Os pesquisadores têm motivos para estar céticos. Em 2013, após alegações de que o D-Wave 2 executou um problema 3.600 vezes mais rápido do que um computador clássico, o cofundador da empresa, Geordie Rose, declarou que a máquina tinha um desempenho “melhor em algo do que qualquer outra opção disponível”. A afirmação não se sustentou: Sergei Isakov, na época um pesquisador de pós-doutorado na ETH Zurich, usou um código inteligente em um laptop para resolver o mesmo problema com a mesma rapidez. (Isakov já foi contratado pelo Google e foi listado como co-autor do artigo de dezembro.)

“Uma das razões pelas quais a computação quântica é tão difícil, que quase ninguém está falando, é que a computação clássica já existe e é tão boa”, disse Aaronson. “É o elefante na sala.” Afinal, os cientistas da computação vêm construindo algoritmos para fazer os computadores de uso geral funcionarem melhor nos últimos 60 anos.

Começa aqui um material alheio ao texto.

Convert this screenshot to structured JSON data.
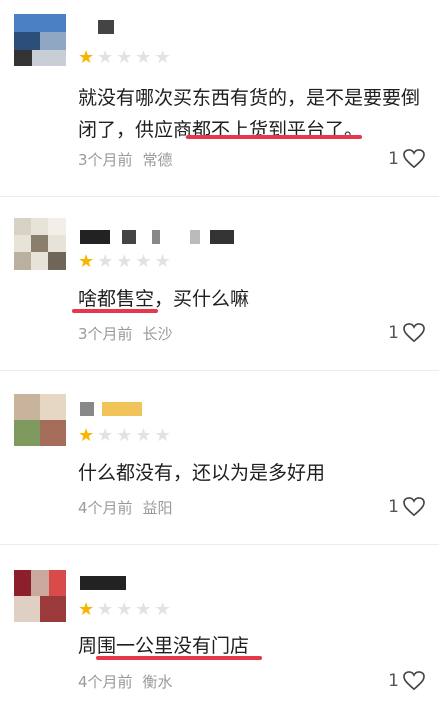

Em direção a melhores testes

O teste de dezembro mostrou que o D-Wave pode superar um computador clássico em uma classe particular de problemas cuidadosamente elaborados, de acordo com Katzgraber – o que sugere que “há problemas onde o recozimento quântico mostra uma grande vantagem”, disse ele. Agora, disse ele, cabe aos pesquisadores identificar os aplicativos do mundo real com as características desses problemas. “Olhando para a estrutura do problema que o Google escolheu, agora temos uma dica em uma direção para procurar instâncias onde algoritmos clássicos podem ter problemas e algoritmos quânticos podem se destacar.” Mas a busca por esses aplicativos específicos ainda está em seus primeiros dias.

Os avanços que emergem da máquina D-Wave 2X não serão mensuráveis em acelerações do mundo real – pelo menos não ainda. Uma máquina de 1.000 qubit ainda é muito pequena para levar a uma economia de tempo significativa. No entanto, o trabalho do Google na máquina D-Wave 2X levou os cientistas da computação a desenvolver algoritmos clássicos ainda melhores. “Tendo a competição, temos muitas boas ideias”, disse Troyer. Houve “um enorme progresso no campo. Para o Google, a NASA, a Lockheed e aqueles que investiram, já valeu a pena ter métodos clássicos melhores agora.”

Ele acrescentou que a importância do D-Wave 2X nunca foi ligada a questões práticas. Seu verdadeiro valor tem sido demonstrar a possibilidade de algo que nunca foi visto antes – um recozedor que conclusivamente usa propriedades quânticas para responder a perguntas difíceis. Deste ponto de vista, os cientistas da computação veem um mundo com um novo potencial.